14-day wait for guns OK’d again: A second bill to put a 14-day waiting period on gun purchases made it out of a legislative committee Friday afternoon.

Senate Bill 69, which is being sponsored by Sen. Joe Cervantes, D-Las Cruces, and Rep. Andrea Romero, D-Santa Fe, was approved by the Senate Health and Public Affairs Committee on a party-line vote.

House Bill 129, another 14-day waiting period bill sponsored by Romero, passed the House Consumer and Public Affairs Committee along party lines Thursday evening.

Supporters of waiting periods said it would reduce suicides and violent crime, and opponents said it would infringe on people’s rights and pose a hardship to rural New Mexicans in particular.

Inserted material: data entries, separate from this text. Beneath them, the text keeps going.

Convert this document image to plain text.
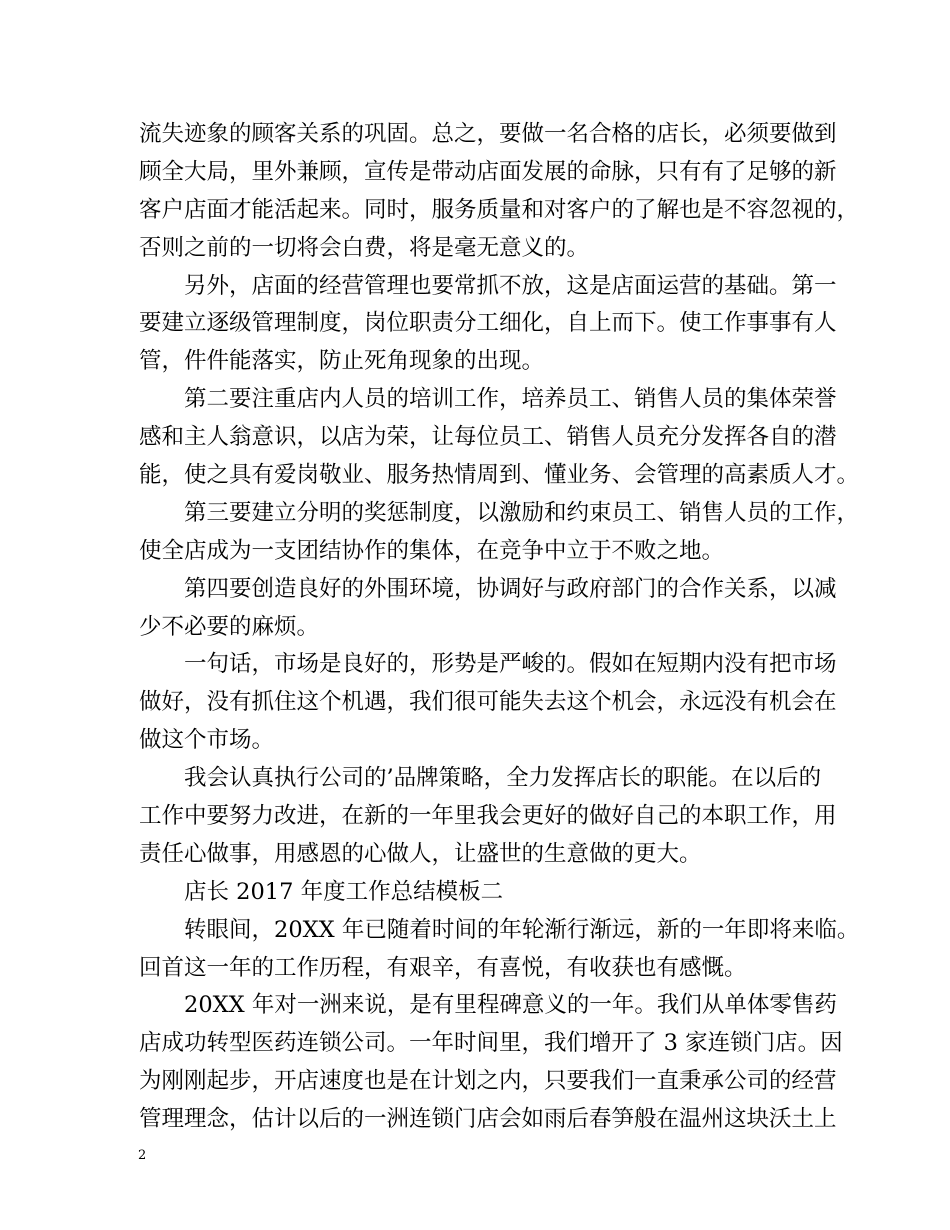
流失迹象的顾客关系的巩固。总之，要做一名合格的店长，必须要做到
顾全大局，里外兼顾，宣传是带动店面发展的命脉，只有有了足够的新
客户店面才能活起来。同时，服务质量和对客户的了解也是不容忽视的，
否则之前的一切将会白费，将是毫无意义的。
另外，店面的经营管理也要常抓不放，这是店面运营的基础。第一
要建立逐级管理制度，岗位职责分工细化，自上而下。使工作事事有人
管，件件能落实，防止死角现象的出现。
第二要注重店内人员的培训工作，培养员工、销售人员的集体荣誉
感和主人翁意识，以店为荣，让每位员工、销售人员充分发挥各自的潜
能，使之具有爱岗敬业、服务热情周到、懂业务、会管理的高素质人才。
第三要建立分明的奖惩制度，以激励和约束员工、销售人员的工作，
使全店成为一支团结协作的集体，在竞争中立于不败之地。
第四要创造良好的外围环境，协调好与政府部门的合作关系，以减
少不必要的麻烦。
一句话，市场是良好的，形势是严峻的。假如在短期内没有把市场
做好，没有抓住这个机遇，我们很可能失去这个机会，永远没有机会在
做这个市场。
我会认真执行公司的’品牌策略，全力发挥店长的职能。在以后的
工作中要努力改进，在新的一年里我会更好的做好自己的本职工作，用
责任心做事，用感恩的心做人，让盛世的生意做的更大。
店长 2017 年度工作总结模板二
转眼间，20XX 年已随着时间的年轮渐行渐远，新的一年即将来临。
回首这一年的工作历程，有艰辛，有喜悦，有收获也有感慨。
20XX 年对一洲来说，是有里程碑意义的一年。我们从单体零售药
店成功转型医药连锁公司。一年时间里，我们增开了 3 家连锁门店。因
为刚刚起步，开店速度也是在计划之内，只要我们一直秉承公司的经营
管理理念，估计以后的一洲连锁门店会如雨后春笋般在温州这块沃土上
2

The committee amended the bill to change the 14 days to calendar days, not business days, as in the original bill.

Cervantes said he picked 14 days, which mirrors Hawaii, because he thought it was “the outer envelope of what has passed constitutional muster.” He said he didn’t want to pass a law that could get struck down in court.

“Some people think the purpose of their bills is to send a message,” Cervantes said. “I don’t.”

Quote of the day: “Michael was a tyrant when he ran this floor. Michael was a tyrant when he ran this floor. Michael was a tyrant when he ran this floor.” — Sen. Craig Brandt, R-Rio Rancho, while the Senate debated voting to reappoint former Senate Majority Leader Michael Sanchez to the state Board of Finance. The Senate did vote to reappoint Sanchez, with some Republicans opposed.